For creating a 5 year forecast, this is my favorite subscription-based financial model that runs on retention cohorts. You can manually define the percentage of customers that are left at any given renewal period (whether that be monthly, every 6 months, every 12 months, or what have you after signup, or use the built-in linear curve.

Calculating Annual Revenue Retention Rates

This is pretty similar to the customer retention rate calculation except you are adding up the total revenue in the first 12 months of each monthly cohort and comparing that to the total revenue from the next 12 months. You continue to compare the next 12 months worth of revenue for each monthly cohort to the initial revenue of the first 12 months to get the annual revenue retention rate.

Calculating Average Lifetime Value for Historical Data

This is actually pretty simple. You can take the total revenue generated over a defined period of time for each monthly cohort. That is the cohorts total value. Divide that value by the total number of customers to get the average LTV per customer for the cohort. You can then take a weighted average of all the LTVs in a given yearly cohort, weighting the LTVs against the starting customer totals for each monthly cohort. You then have an average LTV for each year.

I am not going to get into predictive LTVs or predictive customers too much, but essentially you can fit the future data with a curve that represents the behavior of historical customer activity and then apply that curve to the initial value of more recent cohorts in order to predict the values of what a cohort may do in the next 3-5 years based on historical data. It could be an exponential decline curve or a linear declining curve, or whatever set of percentages makes the most sense to show how much revenue / customers are left over time from the initial number of signups.

About Calculating Retention for Fiscal Years

So, this is about figuring out the total customers that joined over a fiscal year, say 2023 you added 10,000 customers. Then, you want to say by the end of 2024 you have 8,000 of those original customers left. The issue with just dividing the 8,000 by the 10,000 and saying your annual retention rate is 80% is that some of those customers have been there for 24 months (those joining in January of 2023) and some of only been there for 12 months (those joining in December of 2023). So, you are getting a percentage that doesn't necessarily show you the yearly retention. You can use this, but it is more accurate to use the methodology above by looking at 12 month periods of each monthly cohort so you are truly capturing the amount of customers that remain 12 months after signing up.

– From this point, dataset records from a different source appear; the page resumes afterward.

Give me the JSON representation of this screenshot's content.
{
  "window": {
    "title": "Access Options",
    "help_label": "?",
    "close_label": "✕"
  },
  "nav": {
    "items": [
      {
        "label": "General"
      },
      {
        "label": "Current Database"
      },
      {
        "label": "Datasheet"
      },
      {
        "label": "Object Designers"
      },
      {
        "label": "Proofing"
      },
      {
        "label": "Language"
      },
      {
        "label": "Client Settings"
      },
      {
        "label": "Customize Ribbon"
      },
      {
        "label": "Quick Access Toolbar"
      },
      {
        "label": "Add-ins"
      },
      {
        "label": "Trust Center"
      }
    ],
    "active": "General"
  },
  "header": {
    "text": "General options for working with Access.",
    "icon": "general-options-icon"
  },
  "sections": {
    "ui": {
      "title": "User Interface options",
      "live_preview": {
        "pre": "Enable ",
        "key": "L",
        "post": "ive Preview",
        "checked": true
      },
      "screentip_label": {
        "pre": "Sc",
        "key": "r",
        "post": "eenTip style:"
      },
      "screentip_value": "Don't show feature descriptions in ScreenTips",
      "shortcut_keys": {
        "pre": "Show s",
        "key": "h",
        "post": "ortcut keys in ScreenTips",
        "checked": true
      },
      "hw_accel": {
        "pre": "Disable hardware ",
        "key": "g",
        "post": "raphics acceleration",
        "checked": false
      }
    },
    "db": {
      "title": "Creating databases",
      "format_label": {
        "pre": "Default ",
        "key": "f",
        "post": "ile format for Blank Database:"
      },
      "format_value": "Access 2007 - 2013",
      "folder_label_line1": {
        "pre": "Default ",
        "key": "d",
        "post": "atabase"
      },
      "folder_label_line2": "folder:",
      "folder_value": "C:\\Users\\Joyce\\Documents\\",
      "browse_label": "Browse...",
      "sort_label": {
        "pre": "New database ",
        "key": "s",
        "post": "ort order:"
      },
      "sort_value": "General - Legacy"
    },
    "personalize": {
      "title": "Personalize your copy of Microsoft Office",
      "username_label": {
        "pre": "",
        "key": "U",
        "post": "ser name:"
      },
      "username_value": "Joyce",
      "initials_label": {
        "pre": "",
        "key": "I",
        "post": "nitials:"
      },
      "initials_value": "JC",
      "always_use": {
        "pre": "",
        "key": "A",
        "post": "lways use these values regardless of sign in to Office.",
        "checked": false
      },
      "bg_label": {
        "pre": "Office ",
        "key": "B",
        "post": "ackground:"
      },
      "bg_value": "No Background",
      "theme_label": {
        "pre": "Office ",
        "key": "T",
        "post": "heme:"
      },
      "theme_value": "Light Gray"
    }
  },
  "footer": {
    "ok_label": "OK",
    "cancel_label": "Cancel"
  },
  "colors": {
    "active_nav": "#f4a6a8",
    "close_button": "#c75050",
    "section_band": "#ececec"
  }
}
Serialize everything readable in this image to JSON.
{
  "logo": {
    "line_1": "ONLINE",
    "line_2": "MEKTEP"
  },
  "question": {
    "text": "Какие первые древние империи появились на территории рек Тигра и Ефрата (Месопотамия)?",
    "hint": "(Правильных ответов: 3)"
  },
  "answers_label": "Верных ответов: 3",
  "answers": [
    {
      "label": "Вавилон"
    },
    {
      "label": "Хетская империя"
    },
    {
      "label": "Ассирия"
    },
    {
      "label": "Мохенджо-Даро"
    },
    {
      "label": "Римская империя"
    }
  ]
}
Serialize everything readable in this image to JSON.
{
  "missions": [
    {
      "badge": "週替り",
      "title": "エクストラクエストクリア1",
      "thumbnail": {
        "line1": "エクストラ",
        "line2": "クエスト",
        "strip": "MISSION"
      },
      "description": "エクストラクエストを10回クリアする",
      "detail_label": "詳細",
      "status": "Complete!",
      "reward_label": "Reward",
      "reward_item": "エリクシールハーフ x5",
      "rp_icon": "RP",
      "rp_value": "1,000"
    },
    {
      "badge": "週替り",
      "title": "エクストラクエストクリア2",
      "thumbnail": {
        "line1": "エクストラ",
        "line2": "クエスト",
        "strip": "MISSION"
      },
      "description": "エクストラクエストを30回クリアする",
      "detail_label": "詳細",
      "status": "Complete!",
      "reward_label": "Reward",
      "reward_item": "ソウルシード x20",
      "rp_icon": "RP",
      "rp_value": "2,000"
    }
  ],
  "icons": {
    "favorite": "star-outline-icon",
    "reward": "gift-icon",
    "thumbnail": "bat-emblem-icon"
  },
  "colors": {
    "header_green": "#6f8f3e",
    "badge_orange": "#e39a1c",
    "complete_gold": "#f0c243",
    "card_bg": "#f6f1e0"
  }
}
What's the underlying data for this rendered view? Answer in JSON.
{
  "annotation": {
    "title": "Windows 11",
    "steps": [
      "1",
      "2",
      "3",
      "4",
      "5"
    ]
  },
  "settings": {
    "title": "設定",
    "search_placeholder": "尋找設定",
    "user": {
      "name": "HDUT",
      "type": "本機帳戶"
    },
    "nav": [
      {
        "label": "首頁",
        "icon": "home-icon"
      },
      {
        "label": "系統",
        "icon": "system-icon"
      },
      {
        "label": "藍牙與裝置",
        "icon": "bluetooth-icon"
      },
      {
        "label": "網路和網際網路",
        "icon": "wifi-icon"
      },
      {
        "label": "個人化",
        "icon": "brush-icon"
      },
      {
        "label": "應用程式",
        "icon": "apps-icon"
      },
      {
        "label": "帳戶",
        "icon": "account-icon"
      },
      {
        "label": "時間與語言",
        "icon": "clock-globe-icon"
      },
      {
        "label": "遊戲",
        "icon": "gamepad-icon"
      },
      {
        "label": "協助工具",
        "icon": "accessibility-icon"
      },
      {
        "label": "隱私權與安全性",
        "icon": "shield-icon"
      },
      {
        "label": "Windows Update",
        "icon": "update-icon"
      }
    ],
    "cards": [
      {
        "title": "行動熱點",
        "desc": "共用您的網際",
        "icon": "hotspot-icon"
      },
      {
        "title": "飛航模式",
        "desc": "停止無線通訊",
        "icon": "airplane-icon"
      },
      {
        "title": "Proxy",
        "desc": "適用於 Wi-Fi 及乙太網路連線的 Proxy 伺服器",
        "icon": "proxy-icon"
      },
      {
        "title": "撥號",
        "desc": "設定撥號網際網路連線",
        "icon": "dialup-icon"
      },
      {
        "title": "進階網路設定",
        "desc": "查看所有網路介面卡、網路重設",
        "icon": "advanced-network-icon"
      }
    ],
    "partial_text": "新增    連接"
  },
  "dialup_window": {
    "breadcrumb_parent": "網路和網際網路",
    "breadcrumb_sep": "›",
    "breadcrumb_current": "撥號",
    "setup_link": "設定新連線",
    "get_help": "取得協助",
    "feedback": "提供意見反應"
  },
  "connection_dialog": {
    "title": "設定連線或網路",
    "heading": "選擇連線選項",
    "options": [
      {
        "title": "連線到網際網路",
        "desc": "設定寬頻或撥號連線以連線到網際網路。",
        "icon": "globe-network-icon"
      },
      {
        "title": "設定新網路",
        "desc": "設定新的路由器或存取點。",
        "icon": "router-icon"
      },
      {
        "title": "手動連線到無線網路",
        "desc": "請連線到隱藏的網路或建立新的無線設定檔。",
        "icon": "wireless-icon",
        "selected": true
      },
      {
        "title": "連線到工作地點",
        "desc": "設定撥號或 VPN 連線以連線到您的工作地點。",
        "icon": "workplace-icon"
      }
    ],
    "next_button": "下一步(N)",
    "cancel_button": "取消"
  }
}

The same idea goes for revenue. If you say you had 10,000 new customers in 2023 that produced $150,000 of revenue, and then in 2024 those same customers produced $110,000, you are only getting partial years for the customers revenue production. In 2024 you get month 13-24 of January 2023 cohort, but you are also getting month 2-13 of revenue of December 2023 cohort. Instead, you want to compare revenue for month 1-12 against revenue from month 13-24 for each monthly cohort and comparing the totals of those ranges.